The University of Mary Washington Student Newspaper

Va. Speaker Howell begins youth outreach at UMW

3 min read
By ANDREW CRIDER William Howell, the Republican Speaker of the Virginia House of Delegates visited the University of Mary Washington to speak to the UMW College Republicans last week.


William Howell, the Republican Speaker of the Virginia House of Delegates visited the University of Mary Washington to speak to the UMW College Republicans last week. Howell spoke about the latest legislation session of the General Assembly to club members in attendance, as well as representatives from the state chapter of Young Republicans.

Howell discussed actions of Democratic Governor Terry McAuliffe, higher education, budget plans, campus sexual assault reform efforts and a recent controversial ethics bill that Howell played a central part in passing.

However, Howell primarily took questions about his upcoming reelection and actions as Speaker.

Howell has been a delegate for the 28th district, which covers parts of Fredericksburg and Falmouth, since 1992, and has served as Speaker since 2003 and a member of the House of Delegates since 1987.

Working under both Democratic and Republican governors, Howell has been Speaker of the House during major moments in the history of Virginia’s General Assembly, including the controversial transvaginal ultrasound bill and four straight budget surpluses. Howell has personally advocated for reform in the Virginia retirement system to cut spending, and he supported former Governor Bob McDonnell’s transportation efforts while advocating for environmental conservation.

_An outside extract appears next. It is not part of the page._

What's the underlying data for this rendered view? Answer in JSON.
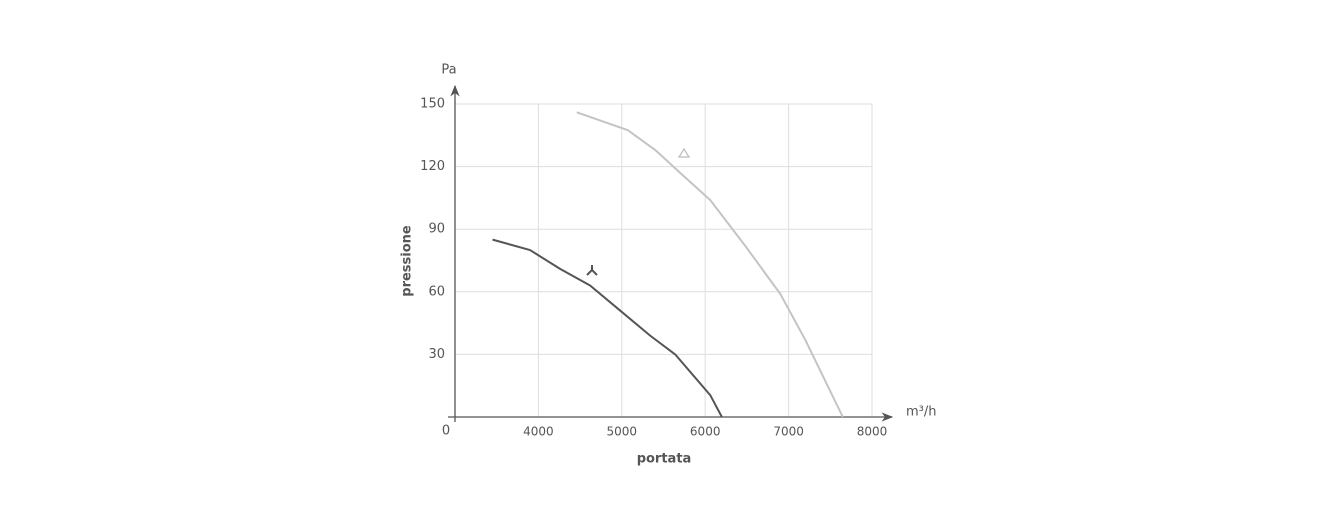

Howell has also worked as a board member and chairman of the American Legislative Exchange Council.

This June, Howell faces a primary challenger in Spotsylvania county supervisor and UMW alumna Susan Stimpson. Prior to hosting Speaker Howell, the College Republicans hosted Stimpson.

“I’m looking forward to this primary,” said Howell at the start of the meeting. “Being in elected office is not a privilege. You got to work for it.”

The Stimpson campaign was also represented at the meeting by Stimpson’s campaign manager, Rollin Reisinger. According to Reisinger, his presence was not a campaign event but simply a way to network and maintain relationships with the College Republicans.

Due to a trend of low turnout for primaries, the College Republicans have become a key group to tap for volunteers and support.

“College Republicans are the backbone of success for the campaign,” said Reisinger. “We look forward to working with the College Republicans in both the primary and general elections.”

Howell is not a stranger to UMW and working with its students. In Richmond, Howell worked with UMW alum Andrew Lamar, who was an advisor to Gov. McDonnell and now works as a lobbyist.

“Andrew worked on my campaign the summer after he graduated,” said Howell. “To me, [he] is typical of the students who come from Mary Washington. It’s a good school, good kids,” Howell said.

Although both campaigns were looking for support from individual students in the primary, the chapter itself does not endorse one candidate over the other until after the primary.

According to William Wadsworth, first vice chair of the College Republicans, the chapter has a policy of neutrality.

“It’s against our policy to endorse during primary campaigns,” said Wadsworth. “We want to stay neutral and to be friends with as many people.”

The meeting was also an achievement for the club according to Chairman Nicole Tardif.

“He has done a lot for Mary Washington, and so it is nice to have someone, especially for the position that’s he is in, [as] the Speaker of the House of Delegates, ” said Tardif.

According to Tardif, hosting the Speaker raises the notability and professionalism of the College Republicans.

“It shows how our club is coming back and [becoming] active on campus,” said Tardif.

For club members, hosting the Speaker was an important part of the democratic process.

According to freshman Madison Doehler, it was important that the Speaker came to address his constituency.

“I believe that it symbolizes that there isn’t that big of a gap between us and our officials,” said Doehler.